The financial problems in the health service led to a budget overrun of more than €200 million in the first seven months of the year.
However, in a confidential report to the Department of Finance in early summer, the executive said that it had previously warned of a €342 million shortfall in revenue from the Exchequer for the year.
"The HSE is covering the cost of demand-led drug schemes (such as the €85 per month for families' medicine) within its global resource and this is a major factor in the mix of expenditure. In 2006 expenditure on these schemes was €112 million (16 per cent) beyond funded levels and this is currently up to €144 million in 2007. Commitments of this magnitude do impact on the timing of developments," the report noted.
It added: "[ Furthermore] we flagged that globally the HSE is underfunded by €342 million in the estimate for 2007 if it is to maintain the existing level of service. We are seeing the impact of this."
The Department of Health subsequently informed the Department of Finance that while the executive had indicated initially that funding could fall short by up to €350 million, it had also said that this amount could be made good by, for instance, value for money initiatives within its existing budget.
In September the executive announced a series of controversial cutbacks. These included a temporary recruitment embargo and a ban on the employment of agency staff in an attempt to reduce its financial overrun. The recruitment ban was later relaxed to enable hiring of essential personnel.
However, health sector trade unions have strongly argued that the measures have affected patient care.
The HSE report forms part of a correspondence which shows that Department of Health and Department of Finance officials were discussing reductions in spending as early as last May, within days of the general election.
On May 8th, 16 days before polling day, the Department of Health informed the Department of Finance that the executive had overspent its budget by €126 million.
On May 25th, a day after the election, a senior Department of Health official told the Department of Finance: "Clearly current spending levels need to be reduced, this may well affect services?"
Moreover, at the end of May the Department of Finance posed questions to the executive which included whether there would be a reduction in the level of services provided. The HSE responded that hospital networks were being asked to make savings of €100 million or 2.3 per cent of budget.
"Measures will in the first instance be targeted at cost reductions in areas which will not impact patient care. Calibrating the implementation of new developments will be a factor and ultimately, some service impact may be required, particularly where services have exceeded planned levels," it stated in a report to the Department of Finance.
The internal correspondence reveals that at the end of May, at which time the HSE overrun had reached €138 million, officials of the departments met with health service management to discuss strategy for dealing with the problem.

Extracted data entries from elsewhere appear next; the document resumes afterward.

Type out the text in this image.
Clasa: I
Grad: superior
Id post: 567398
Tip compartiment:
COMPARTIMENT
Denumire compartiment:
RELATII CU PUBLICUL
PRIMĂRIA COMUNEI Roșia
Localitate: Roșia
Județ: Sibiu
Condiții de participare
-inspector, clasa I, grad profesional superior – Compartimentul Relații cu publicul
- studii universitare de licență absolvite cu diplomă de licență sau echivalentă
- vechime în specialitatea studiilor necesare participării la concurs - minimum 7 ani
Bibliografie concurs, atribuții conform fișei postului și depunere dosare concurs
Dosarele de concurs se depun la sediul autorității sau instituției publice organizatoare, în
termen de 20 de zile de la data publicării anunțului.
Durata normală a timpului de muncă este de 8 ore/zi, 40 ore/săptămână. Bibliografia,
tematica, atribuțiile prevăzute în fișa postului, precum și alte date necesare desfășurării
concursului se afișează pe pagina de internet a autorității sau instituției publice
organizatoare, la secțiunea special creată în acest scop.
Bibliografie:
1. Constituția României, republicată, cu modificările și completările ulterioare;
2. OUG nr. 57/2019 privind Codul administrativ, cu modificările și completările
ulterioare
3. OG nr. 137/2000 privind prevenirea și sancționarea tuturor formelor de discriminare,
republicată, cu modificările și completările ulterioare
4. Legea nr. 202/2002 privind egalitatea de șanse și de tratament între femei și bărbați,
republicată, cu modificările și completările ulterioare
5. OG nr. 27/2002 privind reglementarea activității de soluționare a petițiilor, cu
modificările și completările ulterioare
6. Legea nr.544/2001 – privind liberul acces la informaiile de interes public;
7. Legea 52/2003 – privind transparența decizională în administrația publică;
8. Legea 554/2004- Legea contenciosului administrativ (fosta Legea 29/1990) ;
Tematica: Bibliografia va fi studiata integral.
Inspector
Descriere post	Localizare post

On May 30th Minister for Finance Brian Cowen was told by his officials of the growing financial difficulties in the HSE.
The Department of Finance told the Department of Health that it had advised Mr Cowen of the main figures for the end of year position.
"We also pointed to the need for ministerial oversight of any measures the HSE might propose to take before they are implemented," the Department of Finance stated.
Shortly after their appointment in June, Ministers in the Department of Health were advised by officials that the HSE overspend could reach €400 million without remedial action.